A jovem tinha certeza de que devia haver alguma razão especial para ele querer uma esposa e estava determinada a descobri-la.

Pensando no rosto atraente de Maximus Kirby, Dorinda não tinha dúvidas de que devia haver centenas de mulheres que agarrariam com unhas e dentes a oportunidade de desposá-lo e que o amariam até a morte.

Então, por que ele viera à Inglaterra e escolhera Letty, sabendo tão pouco a seu respeito?

Dorinda pensou que a posição de seu pai devia ter tido alguma influência na escolha. Apesar de estar a família praticamente arruinada, Alderburne era um nome tradicional na história da Inglaterra e os antigos fidalgos que o ostentaram tinham sido poderosos e respeitáveis. Vários Alderburnes na corte de Elizabeth se tinham revelado grandes figuras do Império. Outros Alderburnes tinham alicerçado a Restauração da Monarquia no Reinado de Charles II e houvera também poderosos Alderburnes no reinado da Rainha Anne.

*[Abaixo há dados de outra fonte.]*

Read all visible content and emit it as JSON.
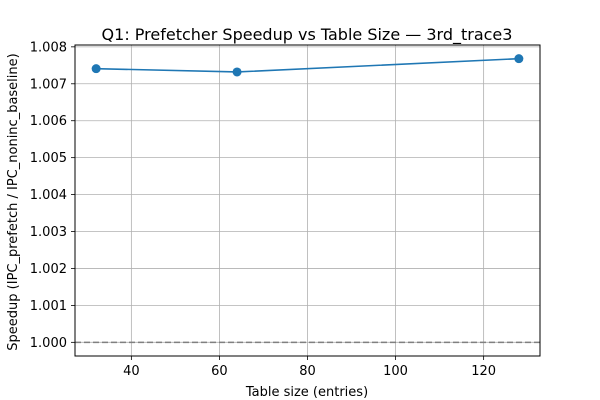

Sempre honestos e empenhados em servir ao seu país, mais que a si mesmos, eles sem dúvida fizeram jus ao respeito que granjearam. Mas o que Dorinda tinha certeza era que seu pai tinha procurado um genro rico.

Em Londres, a moça procurou novas informações a respeito de Maximus Kirby.

Não lhe foi difícil induzir o pai a procurar junto ao Secretário das Colônias e mesmo ao Primeiro Ministro esclarecimentos sobre a política e desenvolvimento de Cingapura.

— Preciso fazer com que Letty se interesse pelo futuro marido e seus negócios antes que o reveja, papai — era apenas um pretexto de que Dorinda lançara mão para forçar o conde a obter todas as informações que desejava.

Entre outras novidades, ela soube que se devia a Maximus Kirby o grande desenvolvimento do Porto de Cingapura, realizando o sonho de Sir Thomas Stamford Raffles, um brilhante aventureiro inglês que nascera num navio mercante do qual seu próprio pai era o capitão e se tornara, na idade de quatorze anos, um funcionário nos escritórios da Companhia das índias Ocidentais.

Aos vinte e quatro anos, Thomas foi mandado a Penang, onde imediatamente demonstrou sua capacidade e, quando a Inglaterra ocupou Java, tornou-se Governardor Tenente. O povo lamentou sua partida como se tivesse perdido o seu maior amigo.

Em 1818, ele alimentava a idéia de quebrar o monopólio alemão nos Estabelecimentos do Estreito e tornar Cingapura um grande porto livre. A despeito da grande oposição e muitas dificuldades encontradas, ele conseguiu realizar sua pretensão, seis anos depois.

— Ouvi dizer que Kirby praticamente exterminou os piratas — informou o conde a Dorinda. — Eles chegaram a causar tantos prejuízos na Península Malaia que o comércio na região era quase impraticável, apesar das providências do governo para protegê-lo com seus navios.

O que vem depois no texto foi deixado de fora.